You don't get it, we're creating a generation of weak, coddled baseball players who would have meekly surrendered to Hitler given half the chance.
didn't realize there were so many French pitchers in MLB
There aren't. They're all stuck in the minors.
Well, not all of them.
Well, I can think of one French pitcher who made the bigs but was too weak and coddled and Hitler-surrendering to keep his arm healthy.
... as long as they don't increase their IP by more than 30 in any season.
That's an interesting way of spelling Érik Bédard.
I think there's a lot to this. It stands to reason that a given number of pitches is more stressful when thrown over fewer innings, and starters are left in very high stress outings of 100+ pitches over the course of just 5 or 6 innings much more frequently than in the past, partly to "save the bullpen," and partly because pitch counts have become not maximums, but expected numbers of pitches. The starter has to "throw his 100 pitches" no matter how badly things are going.
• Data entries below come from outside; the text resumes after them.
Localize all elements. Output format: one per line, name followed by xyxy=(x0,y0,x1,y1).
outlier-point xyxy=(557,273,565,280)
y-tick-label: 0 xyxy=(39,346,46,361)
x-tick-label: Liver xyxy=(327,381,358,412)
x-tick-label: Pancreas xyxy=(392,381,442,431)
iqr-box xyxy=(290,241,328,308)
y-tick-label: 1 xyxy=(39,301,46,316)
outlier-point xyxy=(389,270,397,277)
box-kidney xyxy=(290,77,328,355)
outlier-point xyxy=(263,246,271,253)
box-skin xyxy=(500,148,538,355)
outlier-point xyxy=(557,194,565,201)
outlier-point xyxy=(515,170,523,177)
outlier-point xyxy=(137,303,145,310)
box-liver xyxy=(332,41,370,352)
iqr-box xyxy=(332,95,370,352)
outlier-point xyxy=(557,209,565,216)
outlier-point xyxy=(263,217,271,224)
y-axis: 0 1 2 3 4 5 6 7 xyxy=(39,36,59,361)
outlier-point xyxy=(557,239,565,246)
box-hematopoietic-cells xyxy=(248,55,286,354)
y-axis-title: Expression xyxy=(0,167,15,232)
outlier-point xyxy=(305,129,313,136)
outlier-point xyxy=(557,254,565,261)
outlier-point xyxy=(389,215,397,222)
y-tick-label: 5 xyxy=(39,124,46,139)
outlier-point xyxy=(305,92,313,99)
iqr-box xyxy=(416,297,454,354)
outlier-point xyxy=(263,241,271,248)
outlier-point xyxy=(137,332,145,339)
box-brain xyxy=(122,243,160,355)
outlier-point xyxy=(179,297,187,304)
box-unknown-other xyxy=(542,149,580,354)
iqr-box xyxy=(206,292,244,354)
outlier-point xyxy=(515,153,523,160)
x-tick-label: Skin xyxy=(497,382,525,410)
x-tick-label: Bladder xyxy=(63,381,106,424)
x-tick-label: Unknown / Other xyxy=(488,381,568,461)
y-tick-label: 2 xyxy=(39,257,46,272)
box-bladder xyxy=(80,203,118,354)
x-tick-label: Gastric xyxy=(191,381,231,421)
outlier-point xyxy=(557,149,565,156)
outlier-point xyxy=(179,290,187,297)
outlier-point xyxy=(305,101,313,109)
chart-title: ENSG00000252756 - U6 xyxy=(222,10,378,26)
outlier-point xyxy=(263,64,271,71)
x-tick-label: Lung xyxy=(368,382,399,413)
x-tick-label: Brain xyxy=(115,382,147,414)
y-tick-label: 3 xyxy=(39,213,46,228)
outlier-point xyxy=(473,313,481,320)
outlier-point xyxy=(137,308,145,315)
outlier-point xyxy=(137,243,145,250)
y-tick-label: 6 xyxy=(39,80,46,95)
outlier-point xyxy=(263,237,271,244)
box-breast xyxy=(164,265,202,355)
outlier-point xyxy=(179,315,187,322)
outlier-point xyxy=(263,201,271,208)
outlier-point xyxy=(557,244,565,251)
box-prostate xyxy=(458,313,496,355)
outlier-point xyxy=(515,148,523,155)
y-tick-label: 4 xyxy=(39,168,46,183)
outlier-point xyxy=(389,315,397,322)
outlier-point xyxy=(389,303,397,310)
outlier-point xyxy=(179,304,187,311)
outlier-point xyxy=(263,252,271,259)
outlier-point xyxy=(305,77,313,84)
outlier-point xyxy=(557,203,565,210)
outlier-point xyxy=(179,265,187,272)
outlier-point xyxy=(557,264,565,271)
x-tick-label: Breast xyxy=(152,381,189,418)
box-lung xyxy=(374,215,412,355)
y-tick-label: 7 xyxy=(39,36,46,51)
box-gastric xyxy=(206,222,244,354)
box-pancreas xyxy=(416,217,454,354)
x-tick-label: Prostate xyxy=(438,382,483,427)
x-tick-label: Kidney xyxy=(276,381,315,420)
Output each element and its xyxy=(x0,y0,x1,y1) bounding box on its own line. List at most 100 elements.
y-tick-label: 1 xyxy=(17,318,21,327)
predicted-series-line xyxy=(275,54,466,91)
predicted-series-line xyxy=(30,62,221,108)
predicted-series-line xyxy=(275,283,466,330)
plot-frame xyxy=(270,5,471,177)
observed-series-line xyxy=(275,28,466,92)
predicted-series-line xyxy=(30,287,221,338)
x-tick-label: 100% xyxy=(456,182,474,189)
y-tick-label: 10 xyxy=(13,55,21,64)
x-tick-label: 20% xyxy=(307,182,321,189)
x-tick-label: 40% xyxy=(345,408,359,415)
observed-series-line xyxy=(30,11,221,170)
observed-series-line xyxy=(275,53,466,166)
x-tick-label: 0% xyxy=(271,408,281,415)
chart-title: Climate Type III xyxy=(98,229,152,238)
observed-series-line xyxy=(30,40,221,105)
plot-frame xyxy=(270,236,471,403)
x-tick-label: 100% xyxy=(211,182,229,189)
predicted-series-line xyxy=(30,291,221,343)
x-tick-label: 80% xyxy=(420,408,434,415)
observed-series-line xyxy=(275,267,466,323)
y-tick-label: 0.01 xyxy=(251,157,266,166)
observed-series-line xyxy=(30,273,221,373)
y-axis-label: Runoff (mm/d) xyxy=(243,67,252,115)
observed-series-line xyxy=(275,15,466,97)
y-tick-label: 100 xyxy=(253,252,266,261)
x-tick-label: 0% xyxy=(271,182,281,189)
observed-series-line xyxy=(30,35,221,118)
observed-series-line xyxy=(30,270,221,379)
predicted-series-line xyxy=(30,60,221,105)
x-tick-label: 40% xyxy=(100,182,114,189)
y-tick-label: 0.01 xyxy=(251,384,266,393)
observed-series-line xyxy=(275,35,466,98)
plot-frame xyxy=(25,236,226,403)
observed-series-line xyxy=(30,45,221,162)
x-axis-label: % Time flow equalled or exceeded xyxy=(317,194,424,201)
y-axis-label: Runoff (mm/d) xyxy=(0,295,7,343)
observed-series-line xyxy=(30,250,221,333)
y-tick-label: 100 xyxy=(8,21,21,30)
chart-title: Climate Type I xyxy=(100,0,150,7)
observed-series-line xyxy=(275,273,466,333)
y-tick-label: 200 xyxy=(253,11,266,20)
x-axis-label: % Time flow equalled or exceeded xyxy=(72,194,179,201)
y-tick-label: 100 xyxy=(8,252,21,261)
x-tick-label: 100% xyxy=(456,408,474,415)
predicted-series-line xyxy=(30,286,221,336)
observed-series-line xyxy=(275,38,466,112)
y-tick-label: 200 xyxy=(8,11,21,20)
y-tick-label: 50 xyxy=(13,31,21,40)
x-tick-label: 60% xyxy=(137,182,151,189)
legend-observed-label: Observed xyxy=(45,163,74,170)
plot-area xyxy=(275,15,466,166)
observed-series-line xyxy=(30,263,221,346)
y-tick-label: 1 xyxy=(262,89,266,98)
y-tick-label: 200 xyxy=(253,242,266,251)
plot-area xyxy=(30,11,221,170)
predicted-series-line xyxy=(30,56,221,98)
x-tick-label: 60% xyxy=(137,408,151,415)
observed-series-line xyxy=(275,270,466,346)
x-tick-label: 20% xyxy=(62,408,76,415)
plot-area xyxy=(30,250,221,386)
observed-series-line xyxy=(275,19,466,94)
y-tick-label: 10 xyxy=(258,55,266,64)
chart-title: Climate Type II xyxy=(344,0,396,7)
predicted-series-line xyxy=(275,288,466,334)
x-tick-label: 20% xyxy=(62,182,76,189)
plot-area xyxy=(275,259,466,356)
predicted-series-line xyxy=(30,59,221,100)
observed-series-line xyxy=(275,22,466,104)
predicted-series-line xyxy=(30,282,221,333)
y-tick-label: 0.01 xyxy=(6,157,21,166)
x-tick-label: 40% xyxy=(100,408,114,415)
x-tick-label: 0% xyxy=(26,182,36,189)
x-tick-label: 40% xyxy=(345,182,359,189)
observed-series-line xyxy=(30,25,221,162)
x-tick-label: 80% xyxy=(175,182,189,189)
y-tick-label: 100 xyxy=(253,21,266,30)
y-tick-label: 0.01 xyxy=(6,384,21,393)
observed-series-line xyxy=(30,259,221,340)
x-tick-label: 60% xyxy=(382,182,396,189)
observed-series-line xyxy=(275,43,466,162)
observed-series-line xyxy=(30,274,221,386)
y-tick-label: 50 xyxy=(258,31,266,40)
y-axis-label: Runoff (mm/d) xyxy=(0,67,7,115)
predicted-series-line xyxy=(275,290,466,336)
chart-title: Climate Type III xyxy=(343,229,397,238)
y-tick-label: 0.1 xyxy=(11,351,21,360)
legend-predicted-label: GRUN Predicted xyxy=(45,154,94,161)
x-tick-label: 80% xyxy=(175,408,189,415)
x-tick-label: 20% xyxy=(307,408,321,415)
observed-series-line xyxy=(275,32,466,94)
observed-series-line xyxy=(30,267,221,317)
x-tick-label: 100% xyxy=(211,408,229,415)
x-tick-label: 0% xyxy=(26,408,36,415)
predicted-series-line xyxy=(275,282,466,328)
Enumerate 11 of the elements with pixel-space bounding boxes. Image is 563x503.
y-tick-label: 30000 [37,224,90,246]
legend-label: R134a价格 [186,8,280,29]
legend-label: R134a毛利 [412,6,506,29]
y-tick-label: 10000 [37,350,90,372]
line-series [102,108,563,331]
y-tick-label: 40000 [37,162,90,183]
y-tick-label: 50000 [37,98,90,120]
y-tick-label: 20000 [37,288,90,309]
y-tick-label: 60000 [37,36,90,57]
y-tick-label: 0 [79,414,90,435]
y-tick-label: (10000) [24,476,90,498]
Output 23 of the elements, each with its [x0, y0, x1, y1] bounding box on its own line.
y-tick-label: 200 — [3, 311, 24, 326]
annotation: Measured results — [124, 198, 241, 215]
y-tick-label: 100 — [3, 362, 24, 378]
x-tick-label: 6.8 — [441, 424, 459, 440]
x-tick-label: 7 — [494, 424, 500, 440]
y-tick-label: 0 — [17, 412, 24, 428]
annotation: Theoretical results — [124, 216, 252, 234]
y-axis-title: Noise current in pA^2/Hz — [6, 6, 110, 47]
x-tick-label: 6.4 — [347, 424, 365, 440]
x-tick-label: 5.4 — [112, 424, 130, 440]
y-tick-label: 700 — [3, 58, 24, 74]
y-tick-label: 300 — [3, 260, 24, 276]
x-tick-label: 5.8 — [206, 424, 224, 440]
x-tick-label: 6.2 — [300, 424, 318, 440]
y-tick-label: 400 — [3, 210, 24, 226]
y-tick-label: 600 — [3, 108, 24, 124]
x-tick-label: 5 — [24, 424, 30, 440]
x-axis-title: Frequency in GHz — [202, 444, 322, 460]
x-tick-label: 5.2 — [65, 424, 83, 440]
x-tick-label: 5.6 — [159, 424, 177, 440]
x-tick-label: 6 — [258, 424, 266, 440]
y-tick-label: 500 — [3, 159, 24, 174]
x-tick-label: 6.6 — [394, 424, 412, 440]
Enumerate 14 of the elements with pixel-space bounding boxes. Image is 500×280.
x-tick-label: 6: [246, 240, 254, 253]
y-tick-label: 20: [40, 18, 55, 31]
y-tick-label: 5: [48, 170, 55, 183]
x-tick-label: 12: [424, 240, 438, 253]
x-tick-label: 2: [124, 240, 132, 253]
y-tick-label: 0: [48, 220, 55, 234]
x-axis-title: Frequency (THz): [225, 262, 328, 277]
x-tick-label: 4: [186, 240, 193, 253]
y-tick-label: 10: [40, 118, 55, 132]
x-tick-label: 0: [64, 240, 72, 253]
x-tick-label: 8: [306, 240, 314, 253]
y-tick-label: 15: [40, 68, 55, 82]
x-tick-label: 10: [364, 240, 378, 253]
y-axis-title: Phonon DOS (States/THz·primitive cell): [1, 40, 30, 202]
The issue isn't steroid use per se, but the cheating -- i.e. they were using steroids surrepetitiously. Whereas we know Bartolo Colon used a stem cell treatment, he's admitted it, and it's all out in the open.
Wait, what? So it's ok if someone decided to call a press conference and announce he was going to start on a regimen of steroids?
No, but: there is a kind of logical imperative at work here. Pitching success is highly rewarded, so pitchers tend to go all-out at their work. At whatever workload they're assigned, some will be relatively durable and others will break down. If relief pitching was outlawed, we'd have (aside from high-scoring games) a population of major-league starters who could throw complete games, by definition: and some would get hurt more than others, some immediately and some not at all. There's probably no workload that avoids injury for everybody (as many have noted upthread).